If you have recently lost your job and now bills are piling up with no end in sight it can be a very stressful experience. It would only be natural to try and approach lenders in an effort to secure a consolidation loan to help you over the unemployment hurdle. Perhaps access a little extra money so that you are able to get by while looking for a new job. It may be a rather rude shock to find out that if you are out of a job, despite having a good asset base and very good chances of re-employment no lender is willing to consider your application. Unfortunately until you are in a new job a fresh loan for consolidation or any other purpose is pretty much out of a question. However debt negotiation may be of assistance.

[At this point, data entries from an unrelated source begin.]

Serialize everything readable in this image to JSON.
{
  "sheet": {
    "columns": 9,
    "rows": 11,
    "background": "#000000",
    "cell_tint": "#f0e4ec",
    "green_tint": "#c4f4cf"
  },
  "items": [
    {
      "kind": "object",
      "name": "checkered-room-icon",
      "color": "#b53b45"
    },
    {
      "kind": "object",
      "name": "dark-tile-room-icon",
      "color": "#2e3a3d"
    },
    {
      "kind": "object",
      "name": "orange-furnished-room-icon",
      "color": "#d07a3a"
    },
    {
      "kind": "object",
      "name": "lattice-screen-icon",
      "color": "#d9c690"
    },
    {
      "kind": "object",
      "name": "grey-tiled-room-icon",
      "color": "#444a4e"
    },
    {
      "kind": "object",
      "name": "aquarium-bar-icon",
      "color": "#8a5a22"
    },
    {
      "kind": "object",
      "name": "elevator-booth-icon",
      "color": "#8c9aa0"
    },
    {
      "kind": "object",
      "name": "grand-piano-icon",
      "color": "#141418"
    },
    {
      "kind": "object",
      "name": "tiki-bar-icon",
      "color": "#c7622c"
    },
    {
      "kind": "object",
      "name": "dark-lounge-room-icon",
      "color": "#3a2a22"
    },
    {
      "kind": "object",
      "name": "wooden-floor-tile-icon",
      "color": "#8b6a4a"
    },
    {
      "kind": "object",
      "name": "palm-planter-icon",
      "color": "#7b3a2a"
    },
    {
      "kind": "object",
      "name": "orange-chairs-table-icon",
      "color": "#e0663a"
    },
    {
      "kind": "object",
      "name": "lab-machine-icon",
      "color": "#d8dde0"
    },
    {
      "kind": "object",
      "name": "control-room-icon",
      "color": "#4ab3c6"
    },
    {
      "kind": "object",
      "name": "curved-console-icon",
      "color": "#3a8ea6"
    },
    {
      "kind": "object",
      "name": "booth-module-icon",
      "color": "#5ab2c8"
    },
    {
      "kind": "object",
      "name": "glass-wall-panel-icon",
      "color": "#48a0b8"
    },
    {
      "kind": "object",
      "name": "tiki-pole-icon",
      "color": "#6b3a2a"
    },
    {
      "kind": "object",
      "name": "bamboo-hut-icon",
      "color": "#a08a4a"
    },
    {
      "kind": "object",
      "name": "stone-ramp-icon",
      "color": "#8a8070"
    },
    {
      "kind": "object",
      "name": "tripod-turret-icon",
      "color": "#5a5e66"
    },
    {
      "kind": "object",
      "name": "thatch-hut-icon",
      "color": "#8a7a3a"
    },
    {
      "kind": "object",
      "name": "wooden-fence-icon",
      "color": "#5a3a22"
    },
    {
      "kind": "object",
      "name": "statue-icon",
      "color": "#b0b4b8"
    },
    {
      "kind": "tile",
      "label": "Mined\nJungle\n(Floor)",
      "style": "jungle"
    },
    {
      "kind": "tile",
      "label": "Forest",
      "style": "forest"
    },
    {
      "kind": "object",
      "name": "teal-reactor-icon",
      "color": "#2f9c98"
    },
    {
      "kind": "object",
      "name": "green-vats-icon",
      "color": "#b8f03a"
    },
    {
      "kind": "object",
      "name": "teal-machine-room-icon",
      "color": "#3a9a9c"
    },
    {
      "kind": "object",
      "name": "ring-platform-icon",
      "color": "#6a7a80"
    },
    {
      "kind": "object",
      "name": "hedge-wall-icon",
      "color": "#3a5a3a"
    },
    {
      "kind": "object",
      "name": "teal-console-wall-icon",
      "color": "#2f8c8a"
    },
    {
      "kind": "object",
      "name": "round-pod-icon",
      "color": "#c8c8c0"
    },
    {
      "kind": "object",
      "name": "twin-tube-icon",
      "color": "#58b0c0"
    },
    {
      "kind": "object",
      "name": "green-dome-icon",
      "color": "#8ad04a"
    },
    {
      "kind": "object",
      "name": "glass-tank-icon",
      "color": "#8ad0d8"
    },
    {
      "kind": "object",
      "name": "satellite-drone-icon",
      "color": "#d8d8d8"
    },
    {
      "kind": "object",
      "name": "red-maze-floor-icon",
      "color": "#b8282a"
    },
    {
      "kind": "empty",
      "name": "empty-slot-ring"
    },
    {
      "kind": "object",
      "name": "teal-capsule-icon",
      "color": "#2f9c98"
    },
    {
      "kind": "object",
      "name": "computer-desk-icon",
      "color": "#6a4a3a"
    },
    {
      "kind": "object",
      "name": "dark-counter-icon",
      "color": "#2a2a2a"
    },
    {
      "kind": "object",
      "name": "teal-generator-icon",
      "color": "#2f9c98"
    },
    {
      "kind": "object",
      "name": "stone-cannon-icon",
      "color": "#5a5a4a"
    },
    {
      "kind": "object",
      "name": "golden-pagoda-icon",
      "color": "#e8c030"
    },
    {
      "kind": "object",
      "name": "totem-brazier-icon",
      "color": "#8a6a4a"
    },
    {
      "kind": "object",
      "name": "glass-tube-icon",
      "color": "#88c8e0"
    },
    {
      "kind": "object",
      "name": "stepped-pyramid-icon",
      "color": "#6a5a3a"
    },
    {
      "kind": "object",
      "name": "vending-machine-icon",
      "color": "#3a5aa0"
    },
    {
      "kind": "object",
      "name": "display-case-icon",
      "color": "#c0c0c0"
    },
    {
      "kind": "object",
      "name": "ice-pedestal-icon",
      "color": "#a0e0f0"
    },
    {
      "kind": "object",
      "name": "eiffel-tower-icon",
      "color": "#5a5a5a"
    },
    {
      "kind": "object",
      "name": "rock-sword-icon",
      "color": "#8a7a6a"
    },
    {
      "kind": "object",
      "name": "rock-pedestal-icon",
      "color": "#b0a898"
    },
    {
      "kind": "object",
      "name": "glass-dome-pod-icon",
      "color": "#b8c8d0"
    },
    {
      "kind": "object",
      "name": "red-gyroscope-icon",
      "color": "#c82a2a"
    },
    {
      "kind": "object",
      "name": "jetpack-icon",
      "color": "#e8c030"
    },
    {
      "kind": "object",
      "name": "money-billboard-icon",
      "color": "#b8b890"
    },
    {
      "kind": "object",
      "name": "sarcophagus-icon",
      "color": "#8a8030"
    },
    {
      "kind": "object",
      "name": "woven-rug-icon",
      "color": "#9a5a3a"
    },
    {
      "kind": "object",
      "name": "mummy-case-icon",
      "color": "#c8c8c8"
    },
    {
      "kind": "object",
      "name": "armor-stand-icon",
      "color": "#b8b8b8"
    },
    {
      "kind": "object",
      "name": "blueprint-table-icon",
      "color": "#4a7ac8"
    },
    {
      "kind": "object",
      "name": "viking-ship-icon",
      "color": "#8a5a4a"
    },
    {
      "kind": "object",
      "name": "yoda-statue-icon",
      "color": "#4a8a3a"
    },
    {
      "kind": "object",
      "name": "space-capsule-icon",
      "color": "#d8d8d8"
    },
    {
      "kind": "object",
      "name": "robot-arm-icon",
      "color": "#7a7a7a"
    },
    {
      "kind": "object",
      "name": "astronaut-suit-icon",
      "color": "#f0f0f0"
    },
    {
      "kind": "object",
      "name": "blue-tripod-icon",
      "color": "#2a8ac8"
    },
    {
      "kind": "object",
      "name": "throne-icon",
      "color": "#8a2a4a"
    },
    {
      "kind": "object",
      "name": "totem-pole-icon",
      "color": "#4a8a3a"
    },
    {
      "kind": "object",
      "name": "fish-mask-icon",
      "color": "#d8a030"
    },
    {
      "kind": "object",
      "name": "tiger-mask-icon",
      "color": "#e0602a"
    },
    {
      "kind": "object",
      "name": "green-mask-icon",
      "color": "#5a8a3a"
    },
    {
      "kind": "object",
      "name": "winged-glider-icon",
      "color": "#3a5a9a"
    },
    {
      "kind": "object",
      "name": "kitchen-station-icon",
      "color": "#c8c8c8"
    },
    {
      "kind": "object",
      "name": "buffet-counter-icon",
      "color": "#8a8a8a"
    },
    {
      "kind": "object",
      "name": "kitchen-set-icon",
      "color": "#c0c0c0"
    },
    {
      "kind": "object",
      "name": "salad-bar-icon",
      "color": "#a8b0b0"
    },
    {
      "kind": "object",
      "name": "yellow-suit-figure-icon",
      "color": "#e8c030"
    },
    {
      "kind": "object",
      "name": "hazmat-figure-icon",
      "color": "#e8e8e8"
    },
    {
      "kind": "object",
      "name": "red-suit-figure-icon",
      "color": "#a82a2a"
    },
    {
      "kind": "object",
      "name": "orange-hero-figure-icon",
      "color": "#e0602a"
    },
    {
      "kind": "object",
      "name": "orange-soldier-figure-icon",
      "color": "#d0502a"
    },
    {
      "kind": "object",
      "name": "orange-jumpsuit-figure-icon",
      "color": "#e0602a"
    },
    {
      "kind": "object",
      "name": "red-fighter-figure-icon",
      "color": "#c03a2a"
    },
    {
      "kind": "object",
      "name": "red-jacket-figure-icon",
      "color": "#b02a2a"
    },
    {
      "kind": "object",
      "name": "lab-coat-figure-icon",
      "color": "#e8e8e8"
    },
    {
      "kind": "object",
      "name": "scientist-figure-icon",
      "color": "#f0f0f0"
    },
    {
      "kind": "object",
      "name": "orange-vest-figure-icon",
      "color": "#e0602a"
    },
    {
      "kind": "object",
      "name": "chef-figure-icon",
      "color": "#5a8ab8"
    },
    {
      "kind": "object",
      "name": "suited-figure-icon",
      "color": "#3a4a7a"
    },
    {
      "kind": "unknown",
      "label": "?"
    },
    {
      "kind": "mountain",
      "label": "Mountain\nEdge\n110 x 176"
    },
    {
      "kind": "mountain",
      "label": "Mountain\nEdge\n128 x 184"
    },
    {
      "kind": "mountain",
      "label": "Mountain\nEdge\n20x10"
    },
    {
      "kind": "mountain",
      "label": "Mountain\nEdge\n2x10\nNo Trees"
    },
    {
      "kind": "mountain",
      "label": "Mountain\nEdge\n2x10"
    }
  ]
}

As soon as you realize that there may be problems with meeting the set payments on your regular bills, it is important to advise the service provider/lender of this. Credit providers are able to offer customers special payment arrangements while they are in the process of looking for a new job. This will relieve some of the financial pressures faced while needing to survive without or on reduced income.
Mortgage providers can actually offer a repayment holiday for a few months. Alternatively they may be prepared to recalculate your mortgage over a longer period of time thereby reducing periodic payments.
The main thing is not to fall into arrears. Your credit history should not be adversely affected if you speak to your lender and come to some payment terms. Simply missing payments will land you in hot water and will make it rather difficult to qualify for any finance int the future.
For those who have let things go to far and are now facing the risk of home repossession, there may be an opportunity to access your superannuation savings in order to catch up on the home loan arrears. This is only worth doing if your situation is otherwise under control. There is little point in taking money for your mortgage from superannuation savings if this is only a short term solution and after a while there will still be a lack of money to cover your mortgage. In the even that the loss of income is permanent, it may be worth thinking about selling your home to repay the lender before it is repossessed.
Someone whose income position is unlikely to change in the immediate future needs to seriously consider unsecured debt negotiation with their credit providers. Explain that your income is where it is and why things are not going to improve. While secured lenders will not want to negotiate debts because they simply do not have to – their loans are secured by your assets and are therefore safe. Unsecured lenders risk loosing everything if you need to declare bankruptcy. They are more likely to agree a reduced payment plan with you in full payment of the outstanding debt.